La Casa Madre del Perdono nasce nel 2008 come pilota del “Progetto CEC: Comunità Educante con i Carcerati” dell’ Associazione Comunità Papa Giovanni XXIII (ad oggi sette i CEC in Italia ed uno in Camerun). Il significato: Comunità fatta di carcerati, ma anche di volontari e educatori per aiutarsi insieme; Educante (lat. educere) per “portare fuori” le potenzialità di ognuno; Con i carcerati e non “per”, il carcerato non è l’unico destinatario dell’azione educativa: tutta la società si educa alla solidarietà. Il progetto è il risultato dell’esperienza acquisita nel tempo dalla stessa Comunità nelle proprie strutture e dell’incontro con il metodo APAC, ideato da Mario Ottoboni alla fine degli anni Novanta nelle carceri brasiliane al fine di uccidere il criminale e salvare l’uomo.
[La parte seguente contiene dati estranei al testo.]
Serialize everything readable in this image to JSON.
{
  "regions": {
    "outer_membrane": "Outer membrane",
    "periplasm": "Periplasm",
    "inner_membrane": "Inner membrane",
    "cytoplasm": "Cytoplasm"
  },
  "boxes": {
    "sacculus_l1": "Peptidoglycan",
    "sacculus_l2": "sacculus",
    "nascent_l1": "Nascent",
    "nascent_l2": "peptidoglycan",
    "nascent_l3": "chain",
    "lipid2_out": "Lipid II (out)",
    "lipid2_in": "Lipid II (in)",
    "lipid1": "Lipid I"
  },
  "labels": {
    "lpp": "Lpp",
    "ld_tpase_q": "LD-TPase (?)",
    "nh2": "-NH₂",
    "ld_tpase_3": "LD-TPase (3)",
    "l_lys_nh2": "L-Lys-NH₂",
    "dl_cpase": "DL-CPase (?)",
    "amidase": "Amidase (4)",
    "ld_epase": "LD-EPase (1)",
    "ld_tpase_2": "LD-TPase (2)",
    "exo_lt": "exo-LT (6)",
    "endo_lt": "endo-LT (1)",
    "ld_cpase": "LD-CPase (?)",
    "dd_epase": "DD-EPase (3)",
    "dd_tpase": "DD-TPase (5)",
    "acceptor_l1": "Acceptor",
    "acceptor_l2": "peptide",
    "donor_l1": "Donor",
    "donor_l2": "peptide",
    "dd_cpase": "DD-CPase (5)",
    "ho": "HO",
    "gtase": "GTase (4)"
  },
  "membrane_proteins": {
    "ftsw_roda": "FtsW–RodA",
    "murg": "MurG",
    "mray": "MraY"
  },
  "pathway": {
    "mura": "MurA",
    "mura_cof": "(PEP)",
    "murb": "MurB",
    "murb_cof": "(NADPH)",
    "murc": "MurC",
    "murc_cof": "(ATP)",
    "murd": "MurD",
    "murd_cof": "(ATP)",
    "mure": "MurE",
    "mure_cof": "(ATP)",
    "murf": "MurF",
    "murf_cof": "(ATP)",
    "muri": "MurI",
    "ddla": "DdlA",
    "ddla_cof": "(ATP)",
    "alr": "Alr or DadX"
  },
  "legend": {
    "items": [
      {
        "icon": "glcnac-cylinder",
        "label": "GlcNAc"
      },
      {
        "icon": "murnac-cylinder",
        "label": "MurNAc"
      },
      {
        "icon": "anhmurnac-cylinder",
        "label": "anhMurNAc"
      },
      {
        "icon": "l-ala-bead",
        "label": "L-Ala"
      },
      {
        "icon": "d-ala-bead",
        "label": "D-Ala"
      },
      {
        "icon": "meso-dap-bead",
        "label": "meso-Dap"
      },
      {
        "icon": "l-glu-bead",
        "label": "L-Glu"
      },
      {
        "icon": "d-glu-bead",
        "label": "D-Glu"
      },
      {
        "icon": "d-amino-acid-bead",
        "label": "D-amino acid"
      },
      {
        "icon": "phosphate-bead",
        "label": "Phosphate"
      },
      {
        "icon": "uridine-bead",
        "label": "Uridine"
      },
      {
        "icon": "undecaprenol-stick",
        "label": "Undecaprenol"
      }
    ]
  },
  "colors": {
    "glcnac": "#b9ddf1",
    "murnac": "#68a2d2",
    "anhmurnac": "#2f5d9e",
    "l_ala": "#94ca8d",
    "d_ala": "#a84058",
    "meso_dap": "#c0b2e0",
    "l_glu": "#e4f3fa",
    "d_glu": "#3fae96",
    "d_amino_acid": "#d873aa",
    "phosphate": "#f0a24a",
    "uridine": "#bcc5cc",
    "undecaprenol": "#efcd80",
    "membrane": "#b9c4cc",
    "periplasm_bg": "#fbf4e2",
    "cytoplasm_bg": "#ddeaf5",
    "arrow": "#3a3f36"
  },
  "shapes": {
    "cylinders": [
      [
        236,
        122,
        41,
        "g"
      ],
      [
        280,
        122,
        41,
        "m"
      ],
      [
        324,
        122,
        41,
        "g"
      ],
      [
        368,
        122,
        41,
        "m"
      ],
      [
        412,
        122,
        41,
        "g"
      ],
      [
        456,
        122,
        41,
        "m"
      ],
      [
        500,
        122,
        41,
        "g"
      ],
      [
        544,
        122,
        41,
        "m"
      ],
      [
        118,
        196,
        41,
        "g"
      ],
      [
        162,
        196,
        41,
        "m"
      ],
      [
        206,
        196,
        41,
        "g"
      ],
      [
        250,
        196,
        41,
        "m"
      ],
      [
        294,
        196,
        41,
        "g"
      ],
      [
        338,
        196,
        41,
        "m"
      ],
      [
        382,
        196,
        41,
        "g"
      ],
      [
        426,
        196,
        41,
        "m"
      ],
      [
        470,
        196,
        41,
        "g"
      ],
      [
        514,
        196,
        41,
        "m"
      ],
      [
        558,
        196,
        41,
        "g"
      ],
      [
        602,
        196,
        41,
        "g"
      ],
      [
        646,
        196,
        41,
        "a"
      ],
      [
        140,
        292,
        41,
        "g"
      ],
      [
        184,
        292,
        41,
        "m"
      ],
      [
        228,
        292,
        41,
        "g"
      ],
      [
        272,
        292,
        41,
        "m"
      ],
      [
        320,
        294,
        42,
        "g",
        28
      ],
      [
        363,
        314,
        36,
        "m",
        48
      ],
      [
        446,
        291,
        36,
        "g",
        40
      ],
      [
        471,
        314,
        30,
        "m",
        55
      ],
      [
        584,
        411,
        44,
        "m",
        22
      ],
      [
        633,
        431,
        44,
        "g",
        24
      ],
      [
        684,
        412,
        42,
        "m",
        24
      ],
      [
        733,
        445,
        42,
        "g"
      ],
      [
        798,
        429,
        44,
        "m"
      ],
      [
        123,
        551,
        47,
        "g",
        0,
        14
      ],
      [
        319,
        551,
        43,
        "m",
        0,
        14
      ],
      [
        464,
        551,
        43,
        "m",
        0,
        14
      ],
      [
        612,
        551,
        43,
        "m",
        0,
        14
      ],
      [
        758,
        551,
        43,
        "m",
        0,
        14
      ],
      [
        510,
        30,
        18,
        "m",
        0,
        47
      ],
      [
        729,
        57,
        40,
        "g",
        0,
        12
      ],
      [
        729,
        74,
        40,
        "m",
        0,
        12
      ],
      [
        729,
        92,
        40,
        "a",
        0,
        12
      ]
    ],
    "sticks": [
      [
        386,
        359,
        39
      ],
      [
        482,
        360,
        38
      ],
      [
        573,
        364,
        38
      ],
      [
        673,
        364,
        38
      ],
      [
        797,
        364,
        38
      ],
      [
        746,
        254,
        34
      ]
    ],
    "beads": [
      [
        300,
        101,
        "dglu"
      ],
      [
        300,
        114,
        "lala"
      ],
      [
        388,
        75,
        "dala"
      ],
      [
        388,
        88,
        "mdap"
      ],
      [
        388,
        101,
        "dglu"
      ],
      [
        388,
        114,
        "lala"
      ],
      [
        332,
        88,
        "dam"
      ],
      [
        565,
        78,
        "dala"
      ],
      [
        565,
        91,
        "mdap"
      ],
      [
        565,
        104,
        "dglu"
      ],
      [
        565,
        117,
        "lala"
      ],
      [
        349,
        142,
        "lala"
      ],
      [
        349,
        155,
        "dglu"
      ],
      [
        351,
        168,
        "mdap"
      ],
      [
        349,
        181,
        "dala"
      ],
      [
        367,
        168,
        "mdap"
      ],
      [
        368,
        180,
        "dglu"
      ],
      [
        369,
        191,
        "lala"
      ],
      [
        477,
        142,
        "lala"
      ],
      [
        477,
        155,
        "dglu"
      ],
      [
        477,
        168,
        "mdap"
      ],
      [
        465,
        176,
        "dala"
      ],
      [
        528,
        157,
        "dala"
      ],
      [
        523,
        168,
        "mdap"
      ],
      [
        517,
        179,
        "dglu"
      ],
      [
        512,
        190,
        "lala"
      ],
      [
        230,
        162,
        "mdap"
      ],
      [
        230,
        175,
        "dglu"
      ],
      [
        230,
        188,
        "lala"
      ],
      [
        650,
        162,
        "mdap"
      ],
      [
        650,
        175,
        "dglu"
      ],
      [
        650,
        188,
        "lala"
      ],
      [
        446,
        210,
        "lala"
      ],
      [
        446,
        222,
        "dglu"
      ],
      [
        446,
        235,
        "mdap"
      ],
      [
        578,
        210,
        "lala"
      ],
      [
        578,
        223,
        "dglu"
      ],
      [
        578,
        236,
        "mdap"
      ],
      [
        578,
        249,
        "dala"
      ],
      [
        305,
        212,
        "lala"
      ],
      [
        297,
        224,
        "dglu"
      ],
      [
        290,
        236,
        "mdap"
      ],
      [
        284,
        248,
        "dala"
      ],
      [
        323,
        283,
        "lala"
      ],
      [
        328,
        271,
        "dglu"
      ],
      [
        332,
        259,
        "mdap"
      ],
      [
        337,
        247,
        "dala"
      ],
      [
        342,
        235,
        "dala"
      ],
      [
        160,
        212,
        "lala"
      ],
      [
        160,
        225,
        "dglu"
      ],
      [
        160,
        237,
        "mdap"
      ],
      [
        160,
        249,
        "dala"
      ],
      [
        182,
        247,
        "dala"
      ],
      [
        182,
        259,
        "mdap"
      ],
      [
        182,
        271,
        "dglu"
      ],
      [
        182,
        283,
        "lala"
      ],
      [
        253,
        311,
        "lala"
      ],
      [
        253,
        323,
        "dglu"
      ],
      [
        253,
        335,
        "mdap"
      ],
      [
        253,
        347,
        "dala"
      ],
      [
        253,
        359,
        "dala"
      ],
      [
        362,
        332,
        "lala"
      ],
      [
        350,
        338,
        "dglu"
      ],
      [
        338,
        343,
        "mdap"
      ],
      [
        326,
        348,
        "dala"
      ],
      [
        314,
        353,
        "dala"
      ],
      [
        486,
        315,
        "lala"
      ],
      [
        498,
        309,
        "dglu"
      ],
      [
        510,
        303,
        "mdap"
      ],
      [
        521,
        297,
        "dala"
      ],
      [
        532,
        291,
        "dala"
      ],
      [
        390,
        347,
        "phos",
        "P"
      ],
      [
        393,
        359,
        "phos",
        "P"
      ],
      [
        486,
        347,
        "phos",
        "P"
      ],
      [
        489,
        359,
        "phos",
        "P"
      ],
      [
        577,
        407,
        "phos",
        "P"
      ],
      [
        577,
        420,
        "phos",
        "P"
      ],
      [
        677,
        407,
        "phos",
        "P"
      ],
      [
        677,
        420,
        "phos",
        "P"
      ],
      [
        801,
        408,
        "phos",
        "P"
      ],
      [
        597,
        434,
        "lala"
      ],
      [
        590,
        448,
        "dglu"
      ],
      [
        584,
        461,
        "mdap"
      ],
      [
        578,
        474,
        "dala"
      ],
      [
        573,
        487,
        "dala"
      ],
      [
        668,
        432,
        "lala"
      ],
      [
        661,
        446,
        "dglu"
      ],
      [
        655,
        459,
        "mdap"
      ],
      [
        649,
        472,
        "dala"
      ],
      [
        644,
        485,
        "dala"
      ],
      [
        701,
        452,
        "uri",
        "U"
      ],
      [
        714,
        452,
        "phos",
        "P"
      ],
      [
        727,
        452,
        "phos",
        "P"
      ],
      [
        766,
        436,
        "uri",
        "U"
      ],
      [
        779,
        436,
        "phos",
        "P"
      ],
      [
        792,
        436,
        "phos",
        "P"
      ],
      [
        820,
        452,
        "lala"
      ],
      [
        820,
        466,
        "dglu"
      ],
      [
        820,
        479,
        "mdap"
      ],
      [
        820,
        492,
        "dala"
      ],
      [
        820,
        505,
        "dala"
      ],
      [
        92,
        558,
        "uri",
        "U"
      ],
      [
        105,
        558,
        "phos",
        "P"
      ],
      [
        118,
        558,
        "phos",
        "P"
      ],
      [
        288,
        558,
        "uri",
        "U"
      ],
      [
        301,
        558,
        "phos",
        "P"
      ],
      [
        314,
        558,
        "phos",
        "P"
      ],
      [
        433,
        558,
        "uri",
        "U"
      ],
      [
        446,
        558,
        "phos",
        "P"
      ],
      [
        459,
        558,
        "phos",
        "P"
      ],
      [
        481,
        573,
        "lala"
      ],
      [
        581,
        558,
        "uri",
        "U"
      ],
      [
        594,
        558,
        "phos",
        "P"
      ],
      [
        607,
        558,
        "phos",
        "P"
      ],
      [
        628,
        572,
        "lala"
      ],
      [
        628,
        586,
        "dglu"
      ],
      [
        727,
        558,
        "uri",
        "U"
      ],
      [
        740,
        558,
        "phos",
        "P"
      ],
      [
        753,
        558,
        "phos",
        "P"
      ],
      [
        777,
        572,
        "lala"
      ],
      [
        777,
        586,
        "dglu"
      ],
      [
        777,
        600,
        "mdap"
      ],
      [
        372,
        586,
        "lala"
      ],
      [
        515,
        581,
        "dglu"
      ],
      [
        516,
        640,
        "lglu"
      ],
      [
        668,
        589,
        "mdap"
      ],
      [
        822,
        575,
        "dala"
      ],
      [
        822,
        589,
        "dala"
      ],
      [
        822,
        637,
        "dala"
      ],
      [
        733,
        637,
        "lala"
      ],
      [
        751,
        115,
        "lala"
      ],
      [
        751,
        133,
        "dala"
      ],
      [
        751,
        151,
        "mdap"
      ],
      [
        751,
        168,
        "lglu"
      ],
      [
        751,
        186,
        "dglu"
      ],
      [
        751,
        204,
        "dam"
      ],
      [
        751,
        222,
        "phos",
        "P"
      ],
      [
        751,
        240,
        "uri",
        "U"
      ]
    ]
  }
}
L’obiettivo del CEC e far sì che il detenuto diventi consapevole di sé, del grande valore della propria persona così da accettare ed ammettere di “sbagliare” per “sbagliare” sempre meno, “l’uomo non è il suo errore”(Don Oreste Benzi). Pertanto è necessario che la durata del percorso sia di almeno un anno. La scelta di intraprenderlo è nelle mani del detenuto, il quale dopo un congruo periodo di conoscenza (circa due mesi) è libero di accettare o meno il “patto educativo”. La valorizzazione della persona avviene attraverso attività mirate alla conoscenza di sé/dell’altro e attività ergo-terapiche. I risultati parlano chiaro: con il CEC la recidiva è stimata al 15%, con il sistema carcerario italiano è dell’80%; in termini di benefici economici: ogni singolo detenuto in carcere costa 200€ alla collettività, presso il CEC il valore della retta potrebbe essere di circa 50€ al giorno. Ad oggi però, i costi della struttura ricadono interamente sull’Ente, non esiste alcun riconoscimento istituzionale.